初次写这个,有借鉴别人的地方,写的不好勿喷
开始就上代码,
#爬取的url,title,img,comment,source 通过字典的形式存储在列表里,需要的时候遍历提取就好
import re
from selenium import webdriver
import time
start_url = "https://www.toutiao.com/search/?keyword=%E8%A1%97%E6%8B%8D"
#爬取的url,title,img,comment,source 通过字典的形式存储在列表里,需要的时候遍历提取就好
info_list = []
def Verification_Code(driver):
try:
time.sleep(2)
driver.switch_to.window(driver.window_handles[0])
driver.find_element_by_class_name("icon").click()
time.sleep(2)
driver.refresh()
time.sleep(3)
driver.switch_to.window(driver.window_handles[0])
except :
print("无验证码")
pass
class TouTiao():
def __init__(self):
self.driver = webdriver.Chrome()
self.driver.maximize_window()
self.driver.implicitly_wait(10)
self.url = start_url
# self.driver.get(start_url)
# time.sleep(1)
def take_data_last(self):
#获取新闻URL和标题
content_list = self.driver.find_elements_by_class_name("link")
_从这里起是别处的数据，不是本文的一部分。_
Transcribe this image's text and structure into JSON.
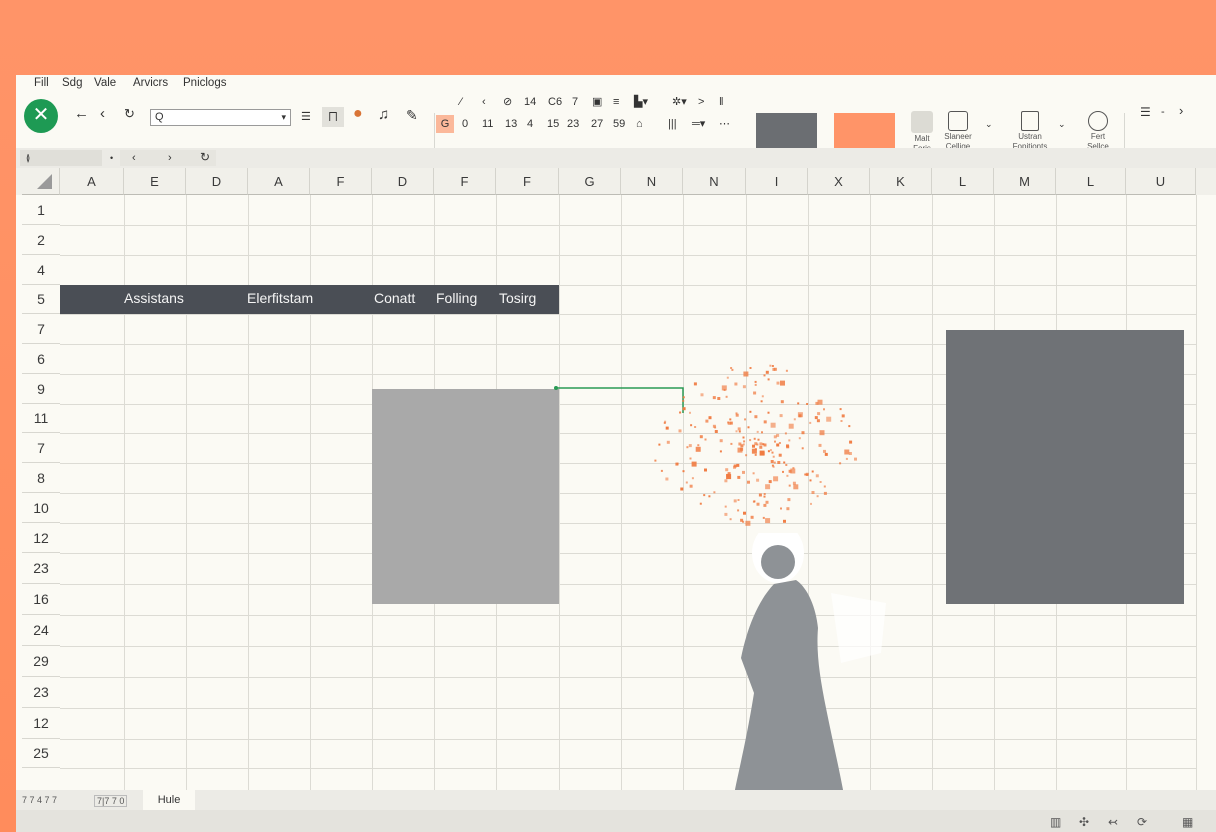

for content in content_list:
info_dict = {}
info_dict["url"] = content.get_attribute("href")
info_dict["title"] = content.text
info_list.append(info_dict)
# print(content)
#获取新闻来源
sources = self.driver.find_elements_by_class_name("J_source")
for source in sources:
info_list[sources.index(source)]["source"] = source.text
# 获取评论数
comment_list = self.driver.find_elements_by_class_name("comment")
for comment in comment_list:
info_list[comment_list.index(comment)]["comment"] = comment.text
#获取预览图片
view_img_list = self.driver.find_elements_by_class_name("articleCard")
for view_img in view_img_list:
img_html = view_img.get_attribute("innerHTML")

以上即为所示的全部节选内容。